Пантелей | страница 3



— А ну! Что перестал?! — кричал он, если я ковырялся в ладошке.

— Занозил, — показывал я руку.

— Эки нежности! Что из тебя получится, Пантелей, не знаю.

Я ненавидел его, но щепал и щепал лучины до потемок, все ждал, вот уйдет он куда-нибудь; знал, что и уйдет, легче не будет, на его место ляжет другой брат и повторит волю старшего.

— Ладно, кончай, Пантелеюшко, — скажет брат, и ты сунешь под печку вязанку лучин, клубком свернешься на горячей печке и уснешь. Работа делилась на легкую, домашнюю, и тяжелую, заимошную.

Меня барином прозвали в семье, когда на целое лето запрягли нянчиться с племянником.

Как только поднималось солнце, во двор выбегала невестка, удилищем шуровала по сеновалу или, не добудившись таким способом, залезала и срывала с меня шубенку.

— Семья пашет, а он спит. Притаился, небось. Марш к зыбке!

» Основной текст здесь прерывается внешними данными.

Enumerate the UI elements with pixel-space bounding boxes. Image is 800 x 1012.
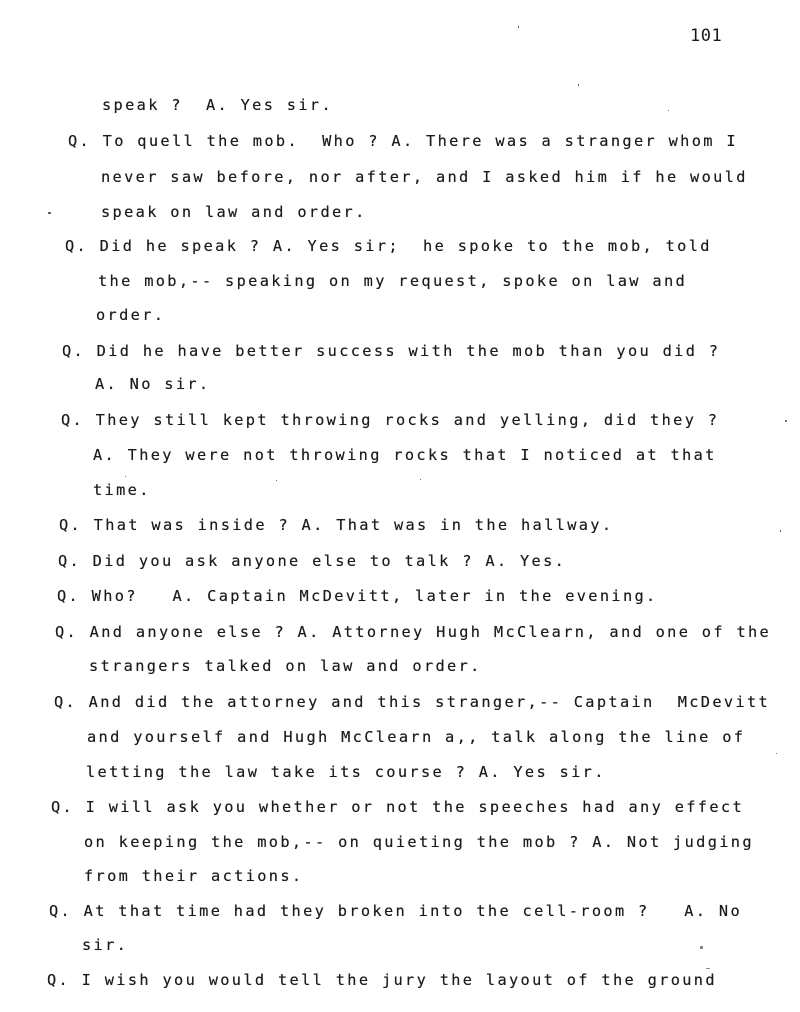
question-line: Q. And did the attorney and this strange…	[54, 692, 770, 712]
scan-speck	[48, 212, 51, 214]
scan-speck	[780, 530, 781, 532]
scan-speck	[518, 26, 519, 28]
question-line: Q. They still kept throwing rocks and ye…	[61, 410, 719, 430]
answer-line: and yourself and Hugh McClearn a,, talk …	[87, 727, 745, 747]
answer-line: the mob,-- speaking on my request, spoke…	[98, 271, 687, 291]
scan-speck	[706, 968, 710, 969]
answer-line: speak on law and order.	[101, 202, 367, 222]
scan-speck	[785, 420, 787, 422]
scan-speck	[776, 753, 777, 754]
question-line: Q. At that time had they broken into the…	[49, 901, 742, 921]
answer-line: A. No sir.	[95, 374, 211, 394]
scan-speck	[700, 946, 703, 949]
scan-speck	[420, 479, 421, 480]
page-number: 101	[690, 26, 722, 46]
question-line: Q. That was inside ? A. That was in the …	[59, 515, 613, 535]
answer-line: on keeping the mob,-- on quieting the mo…	[84, 832, 754, 852]
scan-speck	[125, 476, 126, 477]
question-line: Q. Did he have better success with the m…	[62, 341, 720, 361]
answer-line: A. They were not throwing rocks that I n…	[93, 445, 717, 465]
question-line: Q. Who? A. Captain McDevitt, later in th…	[57, 586, 658, 606]
scan-speck	[578, 84, 579, 86]
question-line: Q. Did he speak ? A. Yes sir; he spoke t…	[65, 236, 712, 256]
scan-speck	[276, 480, 277, 481]
question-line: Q. To quell the mob. Who ? A. There was …	[68, 131, 738, 151]
question-line: Q. I will ask you whether or not the spe…	[51, 797, 744, 817]
answer-line: time.	[93, 480, 151, 500]
answer-line: from their actions.	[84, 866, 303, 886]
answer-line: letting the law take its course ? A. Yes…	[86, 762, 606, 782]
answer-line: strangers talked on law and order.	[89, 656, 482, 676]
answer-line: speak ? A. Yes sir.	[102, 95, 333, 115]
answer-line: sir.	[82, 935, 128, 955]
answer-line: order.	[96, 305, 165, 325]
scan-speck	[668, 110, 669, 111]
answer-line: never saw before, nor after, and I asked…	[101, 167, 748, 187]
question-line: Q. And anyone else ? A. Attorney Hugh Mc…	[55, 622, 771, 642]
question-line: Q. Did you ask anyone else to talk ? A. …	[58, 551, 566, 571]
question-line: Q. I wish you would tell the jury the la…	[47, 970, 717, 990]
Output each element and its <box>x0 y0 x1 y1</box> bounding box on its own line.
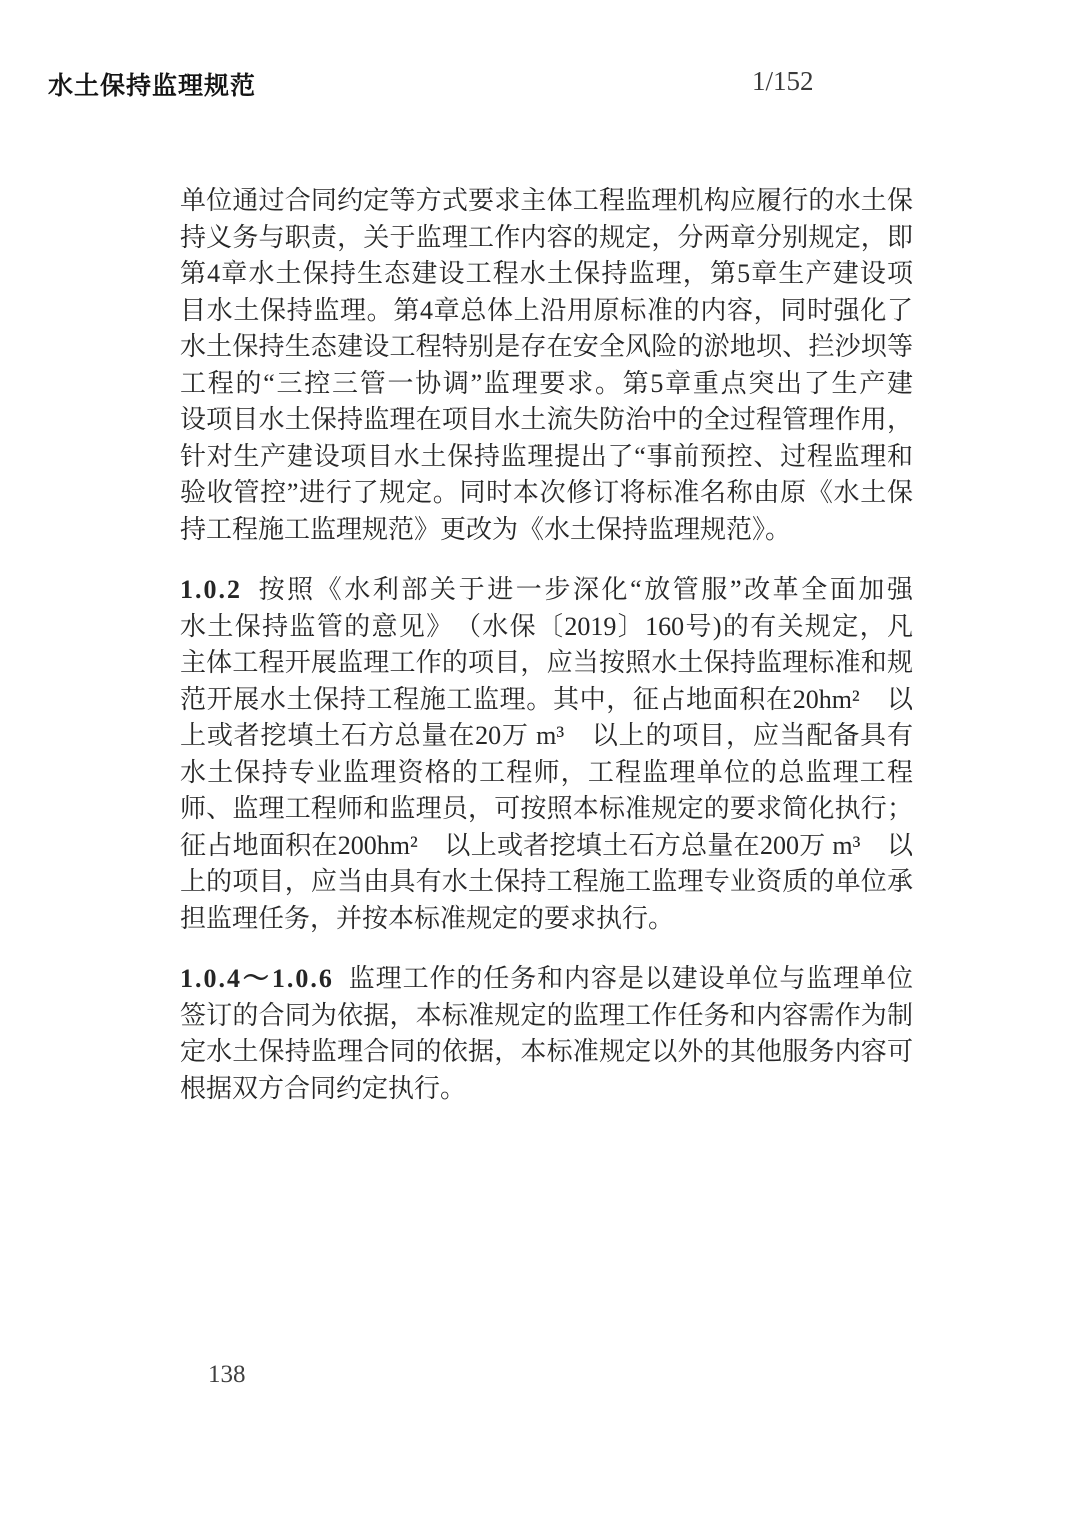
text-line: 1.0.2按照《水利部关于进一步深化“放管服”改革全面加强 <box>180 572 913 609</box>
page-number: 138 <box>208 1361 246 1389</box>
text-line: 设项目水土保持监理在项目水土流失防治中的全过程管理作用， <box>180 402 913 439</box>
text-line: 签订的合同为依据，本标准规定的监理工作任务和内容需作为制 <box>180 998 913 1035</box>
text-line: 上或者挖填土石方总量在20万 m³ 以上的项目，应当配备具有 <box>180 718 913 755</box>
text-line: 1.0.4～1.0.6监理工作的任务和内容是以建设单位与监理单位 <box>180 961 913 998</box>
text-line: 第4章水土保持生态建设工程水土保持监理，第5章生产建设项 <box>180 256 913 293</box>
text-line: 担监理任务，并按本标准规定的要求执行。 <box>180 901 913 938</box>
text-line: 持工程施工监理规范》更改为《水土保持监理规范》。 <box>180 512 913 549</box>
text-line: 单位通过合同约定等方式要求主体工程监理机构应履行的水土保 <box>180 183 913 220</box>
text-line-fragment: 监理工作的任务和内容是以建设单位与监理单位 <box>348 964 913 993</box>
text-line: 工程的“三控三管一协调”监理要求。第5章重点突出了生产建 <box>180 366 913 403</box>
text-line: 目水土保持监理。第4章总体上沿用原标准的内容，同时强化了 <box>180 293 913 330</box>
text-line: 范开展水土保持工程施工监理。其中，征占地面积在20hm² 以 <box>180 682 913 719</box>
section-number: 1.0.2 <box>180 575 242 604</box>
text-line: 水土保持专业监理资格的工程师，工程监理单位的总监理工程 <box>180 755 913 792</box>
text-line: 验收管控”进行了规定。同时本次修订将标准名称由原《水土保 <box>180 475 913 512</box>
section-number: 1.0.4～1.0.6 <box>180 964 334 993</box>
document-page: 水土保持监理规范 1/152 单位通过合同约定等方式要求主体工程监理机构应履行的… <box>0 0 1080 1527</box>
text-line: 征占地面积在200hm² 以上或者挖填土石方总量在200万 m³ 以 <box>180 828 913 865</box>
text-line: 定水土保持监理合同的依据，本标准规定以外的其他服务内容可 <box>180 1034 913 1071</box>
text-line: 水土保持生态建设工程特别是存在安全风险的淤地坝、拦沙坝等 <box>180 329 913 366</box>
text-line: 针对生产建设项目水土保持监理提出了“事前预控、过程监理和 <box>180 439 913 476</box>
text-line: 师、监理工程师和监理员，可按照本标准规定的要求简化执行； <box>180 791 913 828</box>
document-title: 水土保持监理规范 <box>48 66 256 102</box>
paragraph-clause-1-0-2: 1.0.2按照《水利部关于进一步深化“放管服”改革全面加强 水土保持监管的意见》… <box>180 572 913 937</box>
text-line: 根据双方合同约定执行。 <box>180 1071 913 1108</box>
text-line-fragment: 按照《水利部关于进一步深化“放管服”改革全面加强 <box>256 575 913 604</box>
text-line: 主体工程开展监理工作的项目，应当按照水土保持监理标准和规 <box>180 645 913 682</box>
text-line: 持义务与职责，关于监理工作内容的规定，分两章分别规定，即 <box>180 220 913 257</box>
text-line: 上的项目，应当由具有水土保持工程施工监理专业资质的单位承 <box>180 864 913 901</box>
paragraph-intro: 单位通过合同约定等方式要求主体工程监理机构应履行的水土保 持义务与职责，关于监理… <box>180 183 913 548</box>
document-body: 单位通过合同约定等方式要求主体工程监理机构应履行的水土保 持义务与职责，关于监理… <box>180 183 913 1131</box>
page-indicator: 1/152 <box>752 66 814 97</box>
paragraph-clause-1-0-4-to-1-0-6: 1.0.4～1.0.6监理工作的任务和内容是以建设单位与监理单位 签订的合同为依… <box>180 961 913 1107</box>
text-line: 水土保持监管的意见》 （水保〔2019〕160号)的有关规定，凡 <box>180 609 913 646</box>
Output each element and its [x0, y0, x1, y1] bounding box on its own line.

Не умывшись, я хватался за зыбку и, если укачать племянника не удавалось, кормил тюрей, сажал на горшок, угнездывал его в тележке и возил по селу в обществе таких же нянек. Глядишь, ребенок голову свесил, и ты уснешь сразу же, коснувшись теплого бревна. Вокруг гвалт, а ты спишь, и разбудит тебя крепкий шлепок невестки.

— Окаянный! Вот ирод навязался. С таким пустяшным делом не сладит! Вези его! Катай его!

Опять заскрипит тележка, и опять, наклонясь к ней, катаю я племянника до вечера. Соседи смеялись:

— Кончай работу. Вот и Санька откучерил на своем драндулете.

Я всегда хотел спать. Я мог спать сидя на земле, на бревне, навалясь на тележку, даже стоя вдруг чувствовал, что засыпаю. Девчонки замечали мое состояние и кричали:

— Пантелей-то умирает! Ложись уж, чучело, а мы посмотрим.

Спать было нельзя. Из ворот подглядывала невестка.

Я видел, что няньки запасались бутылочками зеленоватого настоя. Разбухшие головки мака плавали в нем. Горластому ребенку они совали соску в рот и давали глотнуть раз-другой. Повяньгав немного, ребенок засыпал, не чуя на лице черных скопищ мух. Брат где-то прослышал, что мак — отрава, и запретил пользоваться им. Я завидовал нянькам. Раз выпросил у них бутылочку и вдоволь напоил племянника. Отвез его на край села в пышные заросли крапивы и, увидев, что он спит, сам лег подле тележки. Видать, спали мы долго, потому что успела схлынуть жара, и в полусне я чуял идущую прохладу от земли. Крепкие руки схватили меня и подняли на ноги. Я шмыгнул в крапиву, как в кипяток. Плакать я не смел, лишь плясал на одном месте и издавал звук «фу-фу-фу», словно хотел сдуть огонь ожогов. Невестка схватила ребенка, брат тележку, и убежали, а я упал на землю и терся об нее. У меня еще горели уши, когда я вернулся домой. Ребенок не просыпался. Брат встретил меня со знакомой бутылочкой.